LONDON, Nov 26 (Reuters) - British online fashion retailer Boohoo has appointed retired judge Brian Leveson to independently check its drive to improve its supply chain and business practices, it said on Thursday.

In September, Boohoo accepted all the recommendations of an independent review which found several failings in its supply chain in England after allegations about working conditions and low pay, and set out steps to tackle the problems.

The group, which sells own-brand clothing, shoes, accessories and beauty products targeted at 16- to 40-year-olds, said Leveson would report directly to the Boohoo board and his reports would be published.

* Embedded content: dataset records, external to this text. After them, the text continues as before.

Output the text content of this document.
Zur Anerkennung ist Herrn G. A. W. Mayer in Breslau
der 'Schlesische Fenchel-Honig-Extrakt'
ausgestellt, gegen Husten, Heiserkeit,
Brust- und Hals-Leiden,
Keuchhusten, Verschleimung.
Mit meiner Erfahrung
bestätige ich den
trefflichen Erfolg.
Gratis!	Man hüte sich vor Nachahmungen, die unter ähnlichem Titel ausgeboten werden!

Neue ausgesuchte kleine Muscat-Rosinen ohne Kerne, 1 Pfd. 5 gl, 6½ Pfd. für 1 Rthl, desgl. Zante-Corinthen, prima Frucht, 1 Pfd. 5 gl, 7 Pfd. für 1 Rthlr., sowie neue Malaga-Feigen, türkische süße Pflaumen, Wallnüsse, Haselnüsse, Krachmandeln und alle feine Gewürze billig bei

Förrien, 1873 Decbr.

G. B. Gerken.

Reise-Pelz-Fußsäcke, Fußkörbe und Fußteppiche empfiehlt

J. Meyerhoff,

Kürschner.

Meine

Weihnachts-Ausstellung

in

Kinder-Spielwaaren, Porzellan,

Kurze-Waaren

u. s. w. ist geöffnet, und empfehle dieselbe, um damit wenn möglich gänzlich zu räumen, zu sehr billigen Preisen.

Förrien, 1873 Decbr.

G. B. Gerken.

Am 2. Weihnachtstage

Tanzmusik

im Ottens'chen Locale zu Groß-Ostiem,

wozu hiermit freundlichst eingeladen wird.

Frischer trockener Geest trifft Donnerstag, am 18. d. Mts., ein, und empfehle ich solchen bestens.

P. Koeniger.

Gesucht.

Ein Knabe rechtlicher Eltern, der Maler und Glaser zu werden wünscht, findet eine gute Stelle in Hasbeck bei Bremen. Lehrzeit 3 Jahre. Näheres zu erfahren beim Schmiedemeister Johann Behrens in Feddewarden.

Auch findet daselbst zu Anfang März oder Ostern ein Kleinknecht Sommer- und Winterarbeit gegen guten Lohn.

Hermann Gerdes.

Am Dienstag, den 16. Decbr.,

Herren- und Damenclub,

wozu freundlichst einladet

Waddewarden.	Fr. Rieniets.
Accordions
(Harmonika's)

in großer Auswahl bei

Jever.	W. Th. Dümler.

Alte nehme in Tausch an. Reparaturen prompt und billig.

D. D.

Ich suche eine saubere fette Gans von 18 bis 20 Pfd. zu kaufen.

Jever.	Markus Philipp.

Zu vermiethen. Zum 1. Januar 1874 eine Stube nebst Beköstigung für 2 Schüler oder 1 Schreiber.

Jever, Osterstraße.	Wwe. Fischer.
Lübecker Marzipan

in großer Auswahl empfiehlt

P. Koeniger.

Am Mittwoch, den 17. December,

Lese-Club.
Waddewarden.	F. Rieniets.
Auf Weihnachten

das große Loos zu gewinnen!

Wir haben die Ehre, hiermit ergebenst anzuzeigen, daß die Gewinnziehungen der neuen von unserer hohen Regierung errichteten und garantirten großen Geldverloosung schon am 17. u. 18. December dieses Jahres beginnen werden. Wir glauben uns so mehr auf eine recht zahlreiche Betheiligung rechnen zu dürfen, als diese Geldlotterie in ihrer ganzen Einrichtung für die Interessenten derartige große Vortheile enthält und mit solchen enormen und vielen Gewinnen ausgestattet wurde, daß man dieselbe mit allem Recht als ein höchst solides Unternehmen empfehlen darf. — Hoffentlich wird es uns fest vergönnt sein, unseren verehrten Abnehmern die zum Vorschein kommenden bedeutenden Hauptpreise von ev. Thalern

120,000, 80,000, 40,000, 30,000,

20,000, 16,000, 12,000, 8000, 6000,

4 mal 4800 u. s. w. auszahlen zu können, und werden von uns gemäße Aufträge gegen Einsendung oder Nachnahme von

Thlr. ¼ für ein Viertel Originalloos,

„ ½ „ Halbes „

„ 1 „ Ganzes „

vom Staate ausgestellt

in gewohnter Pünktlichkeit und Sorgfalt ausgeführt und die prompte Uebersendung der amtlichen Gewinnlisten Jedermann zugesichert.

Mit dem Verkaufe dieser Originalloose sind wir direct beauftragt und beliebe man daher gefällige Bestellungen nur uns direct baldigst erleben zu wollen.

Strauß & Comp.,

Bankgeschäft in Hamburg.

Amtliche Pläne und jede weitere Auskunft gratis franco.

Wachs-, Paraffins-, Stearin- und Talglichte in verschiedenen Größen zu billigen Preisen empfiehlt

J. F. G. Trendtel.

Leveson is best known for heading a 2011-12 inquiry into British press standards after Rupert Murdoch's now-defunct News of the World tabloid admitted hacking thousands of phones to produce ever-more salacious stories.

He retired as a judge last year.

Boohoo said Leveson had also appointed both legal, and independent inquiry and enforcement specialists to supplement the company's "Agenda for Change" programme.

"Boohoo has recognised that it must institute and embed change so that everyone involved in the group's supply chain is treated fully in accordance with the law and the principles of ethical trading," said Leveson.

Earlier this month, Boohoo also appointed KPMG to assist with the programme.

Despite its supply chain problems Boohoo has traded strongly through the COVID-19 pandemic.

Its shares were up 1.7% in early trading on Thursday, valuing the business at 3.71 billion pounds ($4.96 billion).